En France, la conséquence direct de la crise pétrolière fut le plan Messmer, qui reposait sur de larges investissements dans l’énergie nucléaire. Grâce à ce plan, la France n’a pas arrêté d’accroître son autonomie stratégique. Les États-Unis ont fait pareil, tout en développant des technologies automobiles peu consommatrices de carburant.

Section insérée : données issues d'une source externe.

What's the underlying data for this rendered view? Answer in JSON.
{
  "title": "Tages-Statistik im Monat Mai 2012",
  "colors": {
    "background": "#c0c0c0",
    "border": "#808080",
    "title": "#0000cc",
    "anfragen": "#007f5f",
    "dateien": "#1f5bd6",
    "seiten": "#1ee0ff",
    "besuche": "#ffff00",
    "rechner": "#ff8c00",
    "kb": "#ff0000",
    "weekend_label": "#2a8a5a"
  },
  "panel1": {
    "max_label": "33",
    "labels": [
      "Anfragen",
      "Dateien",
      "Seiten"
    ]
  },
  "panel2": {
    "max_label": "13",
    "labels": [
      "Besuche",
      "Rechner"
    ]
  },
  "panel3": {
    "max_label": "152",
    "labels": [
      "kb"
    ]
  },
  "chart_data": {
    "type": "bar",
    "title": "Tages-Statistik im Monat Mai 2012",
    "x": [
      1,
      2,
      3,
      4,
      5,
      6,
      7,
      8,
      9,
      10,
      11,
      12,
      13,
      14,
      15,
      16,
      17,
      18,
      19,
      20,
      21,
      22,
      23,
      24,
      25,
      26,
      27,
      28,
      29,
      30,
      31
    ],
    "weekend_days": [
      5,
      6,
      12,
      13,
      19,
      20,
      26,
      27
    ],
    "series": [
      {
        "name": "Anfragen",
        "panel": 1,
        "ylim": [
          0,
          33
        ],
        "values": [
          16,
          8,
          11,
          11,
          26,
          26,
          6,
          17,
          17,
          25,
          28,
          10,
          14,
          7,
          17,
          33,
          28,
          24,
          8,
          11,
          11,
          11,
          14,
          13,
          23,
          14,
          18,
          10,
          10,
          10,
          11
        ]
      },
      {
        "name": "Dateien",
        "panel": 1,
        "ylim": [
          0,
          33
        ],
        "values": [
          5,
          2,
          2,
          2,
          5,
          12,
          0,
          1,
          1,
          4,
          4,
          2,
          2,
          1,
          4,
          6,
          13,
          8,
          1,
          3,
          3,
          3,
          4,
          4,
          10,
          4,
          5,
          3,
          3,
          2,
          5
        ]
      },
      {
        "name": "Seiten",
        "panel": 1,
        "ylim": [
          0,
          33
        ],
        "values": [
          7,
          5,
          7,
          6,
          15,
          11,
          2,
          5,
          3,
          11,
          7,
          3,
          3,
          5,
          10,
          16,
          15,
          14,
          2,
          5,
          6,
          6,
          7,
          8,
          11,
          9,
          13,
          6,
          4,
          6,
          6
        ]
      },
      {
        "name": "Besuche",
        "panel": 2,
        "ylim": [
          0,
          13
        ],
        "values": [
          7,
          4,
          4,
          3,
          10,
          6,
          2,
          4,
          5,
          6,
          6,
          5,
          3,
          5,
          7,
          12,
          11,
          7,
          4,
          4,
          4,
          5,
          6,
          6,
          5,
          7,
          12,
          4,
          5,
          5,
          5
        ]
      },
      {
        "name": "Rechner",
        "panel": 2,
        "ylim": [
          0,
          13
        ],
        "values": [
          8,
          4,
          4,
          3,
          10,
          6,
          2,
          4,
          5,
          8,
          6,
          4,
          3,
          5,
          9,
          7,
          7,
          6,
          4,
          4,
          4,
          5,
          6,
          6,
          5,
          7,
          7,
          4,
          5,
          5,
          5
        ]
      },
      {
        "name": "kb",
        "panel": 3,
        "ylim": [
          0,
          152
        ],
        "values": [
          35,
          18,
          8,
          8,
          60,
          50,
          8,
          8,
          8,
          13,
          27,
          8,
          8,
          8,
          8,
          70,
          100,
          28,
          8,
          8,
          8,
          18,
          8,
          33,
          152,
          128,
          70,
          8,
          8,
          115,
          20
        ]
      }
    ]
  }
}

Cette mutation a profité aux pays et aux marques qui ont su s’inscrire dans la transition globale, à l’exemple de Toyota et Honda, qui offraient de petites voitures très économes dont la production dépassait les capacités des géants américains, ou des entreprises danoises dont Vestas, qui a commencé à développer des éoliennes, ou Danfoss, qui s’est alors concentré sur les pompes à chaleur.
Que nous apprend au juste la crise d’il y a 50 ans ? Surtout qu’il faut ne pas exagérer avec les hausses des taux au moment où les facteurs influant sur les prix sont hors du contrôle des banques centrales. Il existe une infime frontière entre un atterrissage en douceur et une crise économique où le chômage augmente et toute une génération est privée de ses chances de réussite. L’Europe l’a déjà testé, la dernière fois en 2008.
La crise énergétique russe en cours offre des opportunités de booster l’essor des technologies nucléaires afin qu’elle nous aider à sortir des combustibles fossiles. Aujourd’hui, certains pays qui avaient déclaré vouloir sortir du nucléaire (p. ex. la Belgique) reviennent sur leurs décisions et mettent au rancart leurs plans antinucléaires.
.La sortie accélérée des combustibles fossiles, couplée d’un accroissement de l’efficacité et de la suffisance énergétique peuvent être des changements clé que les générations futures attribueront à la nôtre. Pour éviter la stagflation, nous ne pouvons pas manquer cette opportunité.